LAND O’ LAKES — Pasco County school district officials and the teachers union say it’s a move that could sow confusion rather than shed light on how well teachers are doing their jobs.
Regardless, the Florida Department of Education this week released a portion of evaluations of teachers after losing a court case to the Florida Times-Union in Jacksonville, which fought for the release of the information.
In Pasco, Superintendent Kurt Browning issued a statement on the heels of the release, cautioning parents that they should not jump to conclusions about their children’s teachers based on what they see in the state data.
District officials, along with United School Employees of Pasco, worry that parents won’t be able to easily understand the information. They also say that more goes into a teacher’s evaluation than is included in the information the state released.
“For many teachers, this is another stress factor to an already stressful job since the numbers to be released are subject to misinterpretation and are not in the proper context,” the union said in a statement released Monday.
The information reveals individual teacher and school evaluation scores that were determined by using what is known as the value-added model. The state says the value-added model “levels the playing field” by accounting for differences in the proficiency and characteristics of students assigned to teachers.
The VAM formula assigns a teacher a score based on how a student performed on standardized tests compared with how that student is predicted to perform. That prediction is based on a statistical model that takes a number of factors into account.
The union called it “ludicrous” to try to determine a teacher’s value based on a “formula that is comprehensible only to a small number of statisticians.”
VAM uses a complicated formula based on fourth- through 10th-grade Florida Comprehensive Assessment Test math and reading scores and ninth-grade algebra end-of-course exam scores. But not every teacher teaches those subjects, and teachers of other grade levels also are not included in the VAM calculations.
For those teachers, Pasco used districtwide or schoolwide calculations. The district said it did the same for teachers who did not teach enough students to generate a meaningful VAM calculation.
“Easily half of Pasco’s teachers are being evaluated using different data sources,” Browning said.
The new data are broken down by district, school and grade level and by individual teacher in reading, math and Algebra I for the 2011-12 and 2012-13 school years.

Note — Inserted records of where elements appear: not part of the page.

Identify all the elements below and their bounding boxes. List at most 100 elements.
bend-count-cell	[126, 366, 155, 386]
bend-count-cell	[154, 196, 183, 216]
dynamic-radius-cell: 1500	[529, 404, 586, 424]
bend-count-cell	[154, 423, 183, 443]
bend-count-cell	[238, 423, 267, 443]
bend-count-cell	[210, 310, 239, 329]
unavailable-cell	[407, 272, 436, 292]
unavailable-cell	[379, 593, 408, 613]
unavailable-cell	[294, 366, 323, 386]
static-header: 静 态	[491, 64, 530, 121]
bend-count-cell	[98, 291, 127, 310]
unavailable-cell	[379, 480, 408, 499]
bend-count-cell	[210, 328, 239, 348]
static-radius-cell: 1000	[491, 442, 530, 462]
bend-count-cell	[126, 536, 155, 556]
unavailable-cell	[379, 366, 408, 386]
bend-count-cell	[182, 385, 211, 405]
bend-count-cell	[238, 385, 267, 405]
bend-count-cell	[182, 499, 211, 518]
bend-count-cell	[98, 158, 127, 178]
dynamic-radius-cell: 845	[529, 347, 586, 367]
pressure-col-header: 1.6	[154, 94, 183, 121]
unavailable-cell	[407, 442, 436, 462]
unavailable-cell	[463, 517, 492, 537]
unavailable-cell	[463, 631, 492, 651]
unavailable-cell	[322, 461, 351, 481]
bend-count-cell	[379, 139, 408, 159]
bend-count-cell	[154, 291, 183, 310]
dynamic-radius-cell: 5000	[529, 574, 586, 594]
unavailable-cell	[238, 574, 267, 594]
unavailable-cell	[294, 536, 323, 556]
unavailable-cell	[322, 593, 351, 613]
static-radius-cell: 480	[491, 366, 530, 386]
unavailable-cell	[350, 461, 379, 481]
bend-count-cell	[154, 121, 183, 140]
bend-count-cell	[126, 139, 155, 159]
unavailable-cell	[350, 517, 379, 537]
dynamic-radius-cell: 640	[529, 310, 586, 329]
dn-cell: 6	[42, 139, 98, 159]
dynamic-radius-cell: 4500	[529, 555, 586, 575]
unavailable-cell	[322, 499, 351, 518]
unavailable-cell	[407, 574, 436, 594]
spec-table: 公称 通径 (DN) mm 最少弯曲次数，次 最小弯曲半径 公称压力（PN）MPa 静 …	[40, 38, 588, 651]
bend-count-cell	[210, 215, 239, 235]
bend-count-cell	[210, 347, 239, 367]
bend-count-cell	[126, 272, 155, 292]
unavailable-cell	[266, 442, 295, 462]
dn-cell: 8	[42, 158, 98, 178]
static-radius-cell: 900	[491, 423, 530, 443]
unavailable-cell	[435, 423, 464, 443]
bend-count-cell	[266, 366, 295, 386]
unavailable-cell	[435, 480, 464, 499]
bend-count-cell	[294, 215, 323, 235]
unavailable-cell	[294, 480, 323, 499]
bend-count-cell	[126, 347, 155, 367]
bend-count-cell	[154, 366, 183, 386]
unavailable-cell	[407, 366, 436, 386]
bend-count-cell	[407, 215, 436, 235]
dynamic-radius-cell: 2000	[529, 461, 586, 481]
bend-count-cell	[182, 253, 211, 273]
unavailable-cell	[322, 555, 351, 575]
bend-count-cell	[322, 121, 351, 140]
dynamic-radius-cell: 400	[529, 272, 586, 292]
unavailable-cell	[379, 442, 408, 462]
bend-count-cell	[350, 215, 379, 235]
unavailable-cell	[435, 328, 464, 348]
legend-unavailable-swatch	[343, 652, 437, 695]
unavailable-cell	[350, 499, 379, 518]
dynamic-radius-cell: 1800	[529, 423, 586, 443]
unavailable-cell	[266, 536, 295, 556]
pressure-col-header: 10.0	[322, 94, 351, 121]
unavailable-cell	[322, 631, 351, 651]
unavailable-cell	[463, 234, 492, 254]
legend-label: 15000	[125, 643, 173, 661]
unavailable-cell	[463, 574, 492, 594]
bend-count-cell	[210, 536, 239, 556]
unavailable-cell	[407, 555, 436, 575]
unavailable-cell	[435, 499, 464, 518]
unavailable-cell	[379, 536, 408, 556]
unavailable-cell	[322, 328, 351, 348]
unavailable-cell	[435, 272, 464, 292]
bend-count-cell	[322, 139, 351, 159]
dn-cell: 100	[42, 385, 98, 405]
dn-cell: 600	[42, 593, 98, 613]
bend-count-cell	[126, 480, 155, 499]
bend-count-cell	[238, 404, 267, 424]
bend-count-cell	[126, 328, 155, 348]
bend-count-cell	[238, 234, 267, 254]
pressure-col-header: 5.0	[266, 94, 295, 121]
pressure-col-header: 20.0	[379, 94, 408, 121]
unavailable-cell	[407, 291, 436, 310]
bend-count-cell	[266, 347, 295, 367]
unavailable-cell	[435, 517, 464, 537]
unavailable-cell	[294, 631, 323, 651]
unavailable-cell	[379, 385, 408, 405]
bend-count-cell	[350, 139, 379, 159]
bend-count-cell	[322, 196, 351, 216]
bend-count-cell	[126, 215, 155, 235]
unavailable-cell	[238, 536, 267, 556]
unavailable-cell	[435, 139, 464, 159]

The results are available in detail at the website of the Florida Times-Union in Jacksonville. The Department of Education did not post them online and made them available to other news organizations only through password-protected accounts.
In Pasco, top schools in reading include James W. Mitchell High, Trinity Elementary and Sand Pine Elementary. Schools toward the bottom in reading include New River Elementary, Crews Lake Middle and Zephyrhills High. In math, some of the best are Sand Pine, Lacoochee and Chasco elementaries. Toward the bottom are Pine View, Denham Oaks and New River elementaries.
The data release left districts clearly worried about the effect on teacher morale.
“We have great teachers in Pasco, and I don’t want this release to impact our teacher/principal relationships, or lead to a misunderstanding about an individual teacher’s performance,” Browning said in his statement. “We will do what we can to assure that the teacher evaluation process is meaningful and is used to inform teachers about their strengths and opportunities for growth.”
Alison Crumbley, chairwoman of the Pasco County School Board, said the district’s concerns about the data aren’t because of fears of accountability.
“We don’t shy away from accountability, but our system of teacher accountability must be based on multiple measures and must not compromise the trust between teachers and principals,” Crumbley said.
Reporter Erin Kourkounis contributed to this story.